In tale atto parlamentare i deputati eletti dagli italiani all’estero, dopo aver sottolineato la funzione strategica della politica estera e della rete diplomatico-consolare per la promozione del sistema paese proprio in un contesto di crisi ed aver osservato la “sproporzionata erosione delle risorse finanziarie assegnate al bilancio del Ministero degli Affari esteri” e la situazione dell’offerta linguistica e culturale dell’Italia nel mondo, che oggi “è posizionata al minimo storico”, hanno chiesto al Governo di impegnarsi su tre punti fondamentali per le politiche in favore delle comunità italiane nel mondo, ovvero l’offerta linguistico-formativa, la parità di trattamento fiscale ai fini IMU con gli italiani residenti in Italia per la prima casa e una revisione della riorganizzazione della rete diplomatico-consolare.
Nello specifico i deputati eletti all’estero hanno chiesto al Governo di impegnarsi “ad attivare prontamente iniziative e programmi concreti di sostegno dell’offerta di lingua e cultura italiana, ricorrendo alle risorse individuate da Governo e Parlamento in sede di conversione in legge del D.L. 30 maggio 2012, n. 67, ammontanti a due milioni di euro, e provvedendo a reintegrare, con il primo provvedimento utile, le risorse volte a qualificare l’offerta di lingua e cultura italiana all’estero”.
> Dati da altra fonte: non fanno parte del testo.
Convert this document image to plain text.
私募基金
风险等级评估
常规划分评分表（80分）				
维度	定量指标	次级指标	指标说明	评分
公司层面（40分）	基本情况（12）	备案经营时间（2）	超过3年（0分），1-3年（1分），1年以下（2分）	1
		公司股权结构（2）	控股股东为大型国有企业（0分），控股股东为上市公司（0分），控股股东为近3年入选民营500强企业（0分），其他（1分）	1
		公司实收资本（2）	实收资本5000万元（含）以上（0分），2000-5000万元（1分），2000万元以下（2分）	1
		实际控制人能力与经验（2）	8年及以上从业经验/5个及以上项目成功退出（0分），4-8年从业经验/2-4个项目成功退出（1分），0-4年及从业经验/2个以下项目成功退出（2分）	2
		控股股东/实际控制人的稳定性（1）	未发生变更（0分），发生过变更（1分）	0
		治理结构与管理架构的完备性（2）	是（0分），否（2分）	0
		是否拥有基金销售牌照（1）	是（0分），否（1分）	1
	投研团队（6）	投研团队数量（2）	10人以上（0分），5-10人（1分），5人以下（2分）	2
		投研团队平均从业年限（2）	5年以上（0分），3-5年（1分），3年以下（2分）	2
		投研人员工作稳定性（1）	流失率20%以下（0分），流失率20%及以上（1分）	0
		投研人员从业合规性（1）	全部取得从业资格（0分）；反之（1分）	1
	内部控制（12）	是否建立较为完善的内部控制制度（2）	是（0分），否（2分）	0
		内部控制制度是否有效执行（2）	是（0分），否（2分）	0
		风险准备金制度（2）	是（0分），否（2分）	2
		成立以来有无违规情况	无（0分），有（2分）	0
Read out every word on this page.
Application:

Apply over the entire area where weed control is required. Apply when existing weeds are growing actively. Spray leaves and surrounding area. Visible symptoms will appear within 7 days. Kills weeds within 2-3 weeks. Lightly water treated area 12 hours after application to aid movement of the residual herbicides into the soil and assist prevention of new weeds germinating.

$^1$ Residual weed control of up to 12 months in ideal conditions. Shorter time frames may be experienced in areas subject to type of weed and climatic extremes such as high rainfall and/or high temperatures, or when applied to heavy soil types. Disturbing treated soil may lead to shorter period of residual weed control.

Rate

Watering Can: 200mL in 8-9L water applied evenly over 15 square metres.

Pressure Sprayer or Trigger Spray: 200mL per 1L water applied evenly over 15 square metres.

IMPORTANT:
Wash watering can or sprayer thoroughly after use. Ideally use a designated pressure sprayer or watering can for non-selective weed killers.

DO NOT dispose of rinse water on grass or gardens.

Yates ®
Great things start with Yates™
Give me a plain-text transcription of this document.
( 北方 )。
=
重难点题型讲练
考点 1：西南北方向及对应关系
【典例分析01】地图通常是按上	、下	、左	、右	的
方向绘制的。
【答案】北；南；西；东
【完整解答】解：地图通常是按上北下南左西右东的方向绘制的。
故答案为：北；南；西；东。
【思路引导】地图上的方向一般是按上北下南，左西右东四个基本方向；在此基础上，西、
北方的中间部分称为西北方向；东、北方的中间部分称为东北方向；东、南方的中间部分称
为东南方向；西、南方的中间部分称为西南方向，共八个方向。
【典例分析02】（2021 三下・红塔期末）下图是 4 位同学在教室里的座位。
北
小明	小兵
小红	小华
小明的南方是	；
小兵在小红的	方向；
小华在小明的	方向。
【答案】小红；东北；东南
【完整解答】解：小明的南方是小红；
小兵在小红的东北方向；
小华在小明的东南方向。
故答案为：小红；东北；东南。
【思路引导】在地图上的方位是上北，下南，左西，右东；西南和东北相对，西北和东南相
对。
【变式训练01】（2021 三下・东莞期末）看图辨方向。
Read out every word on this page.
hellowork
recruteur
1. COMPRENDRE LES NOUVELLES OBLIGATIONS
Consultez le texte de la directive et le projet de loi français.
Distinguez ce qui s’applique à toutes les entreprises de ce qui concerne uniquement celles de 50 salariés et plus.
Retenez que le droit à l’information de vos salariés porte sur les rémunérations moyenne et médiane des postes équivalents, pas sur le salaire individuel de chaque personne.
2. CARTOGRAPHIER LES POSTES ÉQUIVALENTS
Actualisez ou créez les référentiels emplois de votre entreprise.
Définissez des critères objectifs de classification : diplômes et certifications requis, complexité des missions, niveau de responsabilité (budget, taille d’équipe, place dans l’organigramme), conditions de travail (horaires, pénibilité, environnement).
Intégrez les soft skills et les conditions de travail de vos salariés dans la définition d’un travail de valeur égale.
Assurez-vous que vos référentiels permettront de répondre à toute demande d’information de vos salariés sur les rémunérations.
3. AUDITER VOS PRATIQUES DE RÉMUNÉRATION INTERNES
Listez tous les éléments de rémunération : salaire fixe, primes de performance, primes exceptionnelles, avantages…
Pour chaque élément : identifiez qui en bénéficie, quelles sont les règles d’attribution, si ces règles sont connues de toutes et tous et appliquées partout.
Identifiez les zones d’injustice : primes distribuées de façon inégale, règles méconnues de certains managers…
Inoltre, gli eletti all’estero hanno impegnato il Governo “a introdurre una moratoria quadriennale prima di prevedere ulteriori chiusure di uffici consolari o di sedi diplomatiche, escludendo, in ogni caso, ogni ulteriore razionalizzazione che non sia preceduta da una efficace e selettiva riorganizzazione della spesa del Ministero degli Affari Esteri, così come di una ponderata valutazione, da svolgere con il coinvolgimento del Parlamento, delle esigenze di carattere amministrativo dei cittadini italiani emigrati nonché del necessario supporto alla promozione del sistema Italia nello scenario globale”.
Invece, il punto del dispositivo che impegnava il Governo “a ristabilire, con apposito provvedimento, la parità di diritto tra i cittadini italiani residenti in Italia e i cittadini italiani emigrati in materia di Imposta Municipale Unica (IMU), affinché l’unità immobiliare posseduta in Italia a titolo di proprietà o di usufrutto da cittadini italiani residenti all’estero venga considerata abitazione principale” è stato ritenuto non attinente in materia, e quindi inammissibile, dalla Presidenza della Camera. Nemmeno l’accalorato intervento in Aula dell’on. Franco Narducci, volto ad ottenere la riconsiderazione della decisione di inammissibilità, ha smosso la Presidenza della Camera, che ha confermato la decisione di inammissibilità.
Un fatto inaccettabile – come ha sostenuto Narducci – che, rivolgendosi al Presidente, ha sottolineato come “il Governo, rivedendo le norme sull’IMU (e il Parlamento, del resto), ha creato due categorie di cittadini italiani (che costituzionalmente sono tutti uguali): una categoria di «serie A» e una categoria di «serie B». Vada il Governo – ha incalzato Narducci – a spiegare ai nostri operai sessantenni a Wolfsburg e in altre parti del mondo, che hanno fatto il bene di questo Paese e hanno investito i loro risparmi in Italia, per quale motivo devono pagare la loro casa, adibita a loro esclusivo uso personale, come se non fossero cittadini italiani. Non capiamo perché debba essere inammissibile questo quesito".